PAL president Ramon S. Ang said investing in a foreign carrier continues to be a part of the company’s growth plan as it seeks to reach new skies and reclaim the top spot in the local aviation industry.
When asked whether there were ongoing negotiations with a regional airline, Ang said in a mobile phone message: “Yes but very sensitive issue, can’t say anything else.”
PAL, which grapples with high fuel prices and stiff competition from its main rival, budget carrier Cebu Air, is overhauling its fleet to meet higher demands of airline travellers.
It also plans to introduce new flights to new destinations including the Middle East, Europe and other parts of the United States to expand its global reach and swing to profitability in two years time.
PAL is currently blacklisted from flying to the 27-member European Union due to its failure to comply with international safety standards.
Under the Philippines’ current category 2 status, the flag carrier is also prohibited from mounting additional flights to US destinations.
Ang, who is also president of highly-diversified conglomerate San Miguel Corp., said the aggressive re-fleeting program would help PAL bring down maintenance and fuel costs by as much as 20 percent.
San Miguel took over management of the flag carrier in April by acquiring a 49-percent stake in PAL in in a deal worth about $500 million, marking its first foray into the airline business.
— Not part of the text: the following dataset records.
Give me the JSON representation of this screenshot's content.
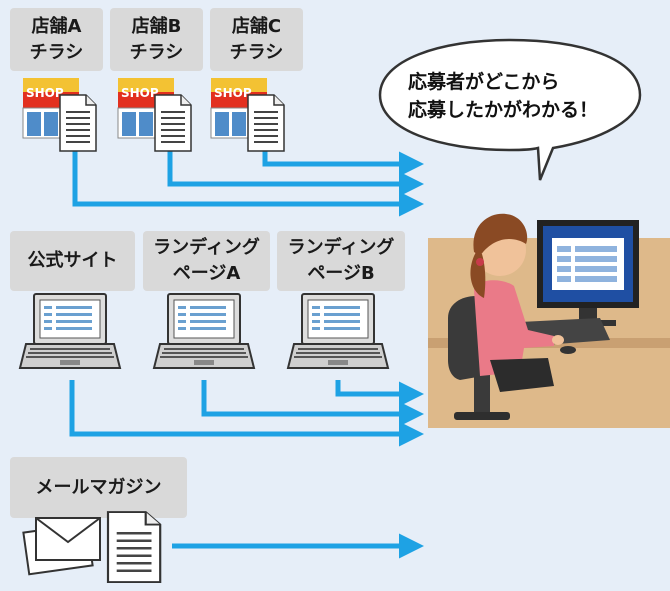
{
  "flyers": [
    {
      "line1": "店舗A",
      "line2": "チラシ"
    },
    {
      "line1": "店舗B",
      "line2": "チラシ"
    },
    {
      "line1": "店舗C",
      "line2": "チラシ"
    }
  ],
  "shop_sign": "SHOP",
  "web": [
    {
      "line1": "公式サイト",
      "line2": ""
    },
    {
      "line1": "ランディング",
      "line2": "ページA"
    },
    {
      "line1": "ランディング",
      "line2": "ページB"
    }
  ],
  "mail": {
    "label": "メールマガジン"
  },
  "bubble": {
    "line1": "応募者がどこから",
    "line2": "応募したかがわかる！"
  },
  "colors": {
    "arrow": "#1ea2e4",
    "background": "#e6eef8",
    "label_bg": "#d9d9d9"
  }
}
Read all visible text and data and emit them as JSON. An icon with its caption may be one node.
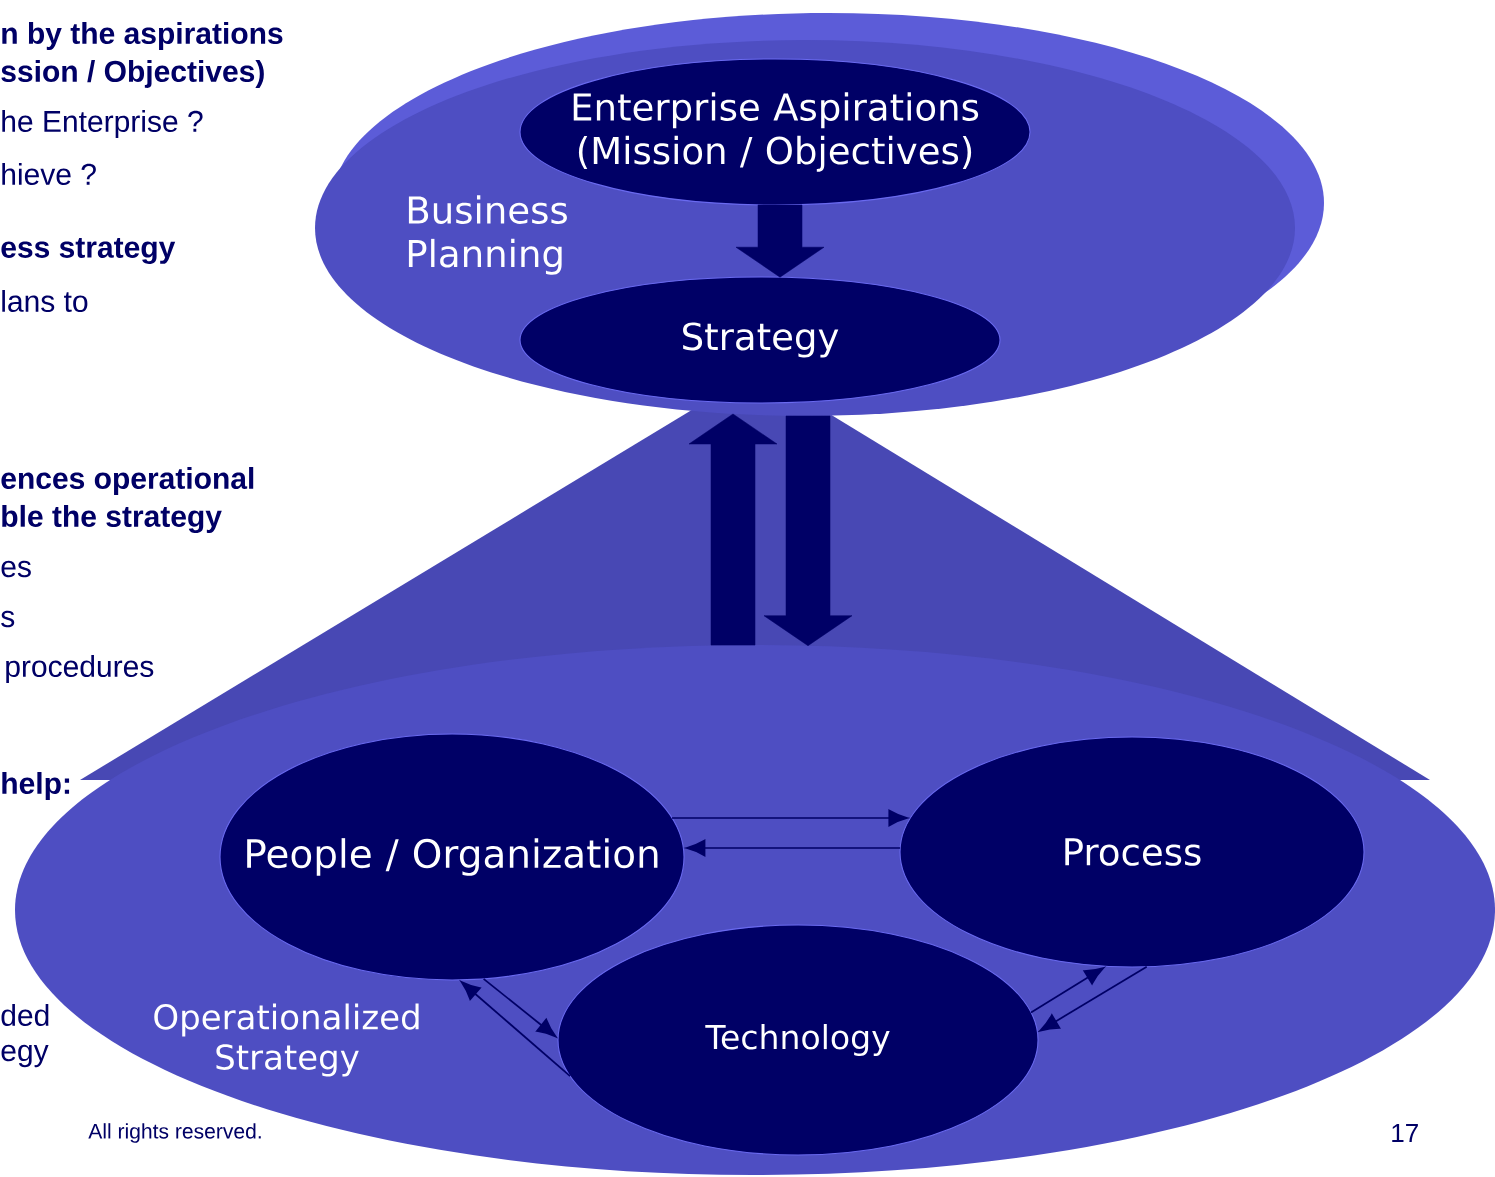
{
  "diagram": {
    "nodes": [
      {
        "text": [
          "Business Planning"
        ]
      },
      {
        "text": [
          "Enterprise Aspirations (Mission / Objectives)"
        ],
        "in": 0
      },
      {
        "text": [
          "Strategy"
        ],
        "in": 0
      },
      {
        "text": [
          "Operationalized Strategy"
        ]
      },
      {
        "text": [
          "People / Organization"
        ],
        "in": 3
      },
      {
        "text": [
          "Process"
        ],
        "in": 3
      },
      {
        "text": [
          "Technology"
        ],
        "in": 3
      }
    ],
    "edges": [
      {
        "from": 1,
        "to": 2,
        "arrow": "to",
        "style": "thick"
      },
      {
        "from": 3,
        "to": 0,
        "arrow": "to",
        "style": "thick"
      },
      {
        "from": 0,
        "to": 3,
        "arrow": "to",
        "style": "thick"
      },
      {
        "from": 4,
        "to": 5,
        "arrow": "to"
      },
      {
        "from": 5,
        "to": 4,
        "arrow": "to"
      },
      {
        "from": 6,
        "to": 4,
        "arrow": "to"
      },
      {
        "from": 4,
        "to": 6,
        "arrow": "to"
      },
      {
        "from": 6,
        "to": 5,
        "arrow": "to"
      },
      {
        "from": 5,
        "to": 6,
        "arrow": "to"
      }
    ],
    "labels": [
      "n by the aspirations",
      "ssion / Objectives)",
      "he Enterprise ?",
      "hieve ?",
      "ess strategy",
      "lans to",
      "ences operational",
      "ble the strategy",
      "es",
      "s",
      "procedures",
      "help:",
      "ded",
      "egy",
      "All rights reserved.",
      "17"
    ]
  }
}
PAL is currently focused on rebuilding its fleet with plans to acquire 100 new airplanes in the next five to seven years. San Miguel expects PAL to start contributing to its bottom line by next year.
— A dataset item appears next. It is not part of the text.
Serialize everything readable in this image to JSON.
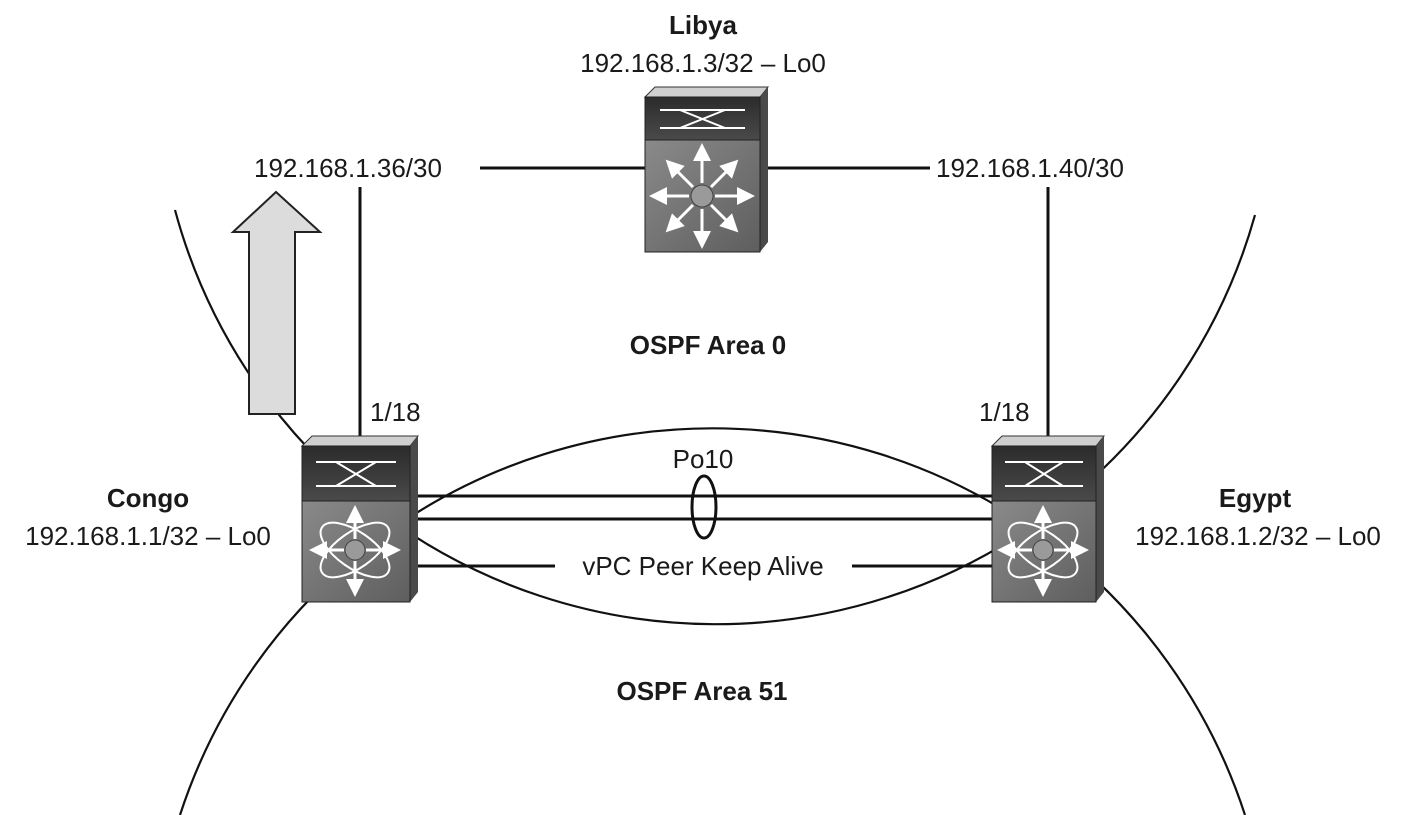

In August, PAL entered into a $7-billion contract with Airbus for the acquisition of 54 aircraft comprising 34 A321ceo, 10 A321neo, and 10 A330-300s, targeted for delivery starting next year. These planes will be deployed to the carrier’s regional and mid-range flights including its expected re-entry to the Middle East market.
PAL is also buying another 10 wide-bodied jets with a list price of $250 million each from European Aeronautic Defence and Space Co. NV.
The balance of the 100-plane acquisition plan is expected to go to Airbus’ rival, Boeing, in anticipation of the country being restored to Category 1 status by the US Federal Aviation Administration.
PAL currently maintains and operates 39 aircraft comprising of five Boeing B747-400s and three B777-300ERs as well as four Airbus A340-300s, eight A330-300s, 15 A320-200s, and four A319-100s.
San Miguel and the group of taipan Lucio Tan are considering building a major new airport in the country that might cost $5 billion to $6 billion.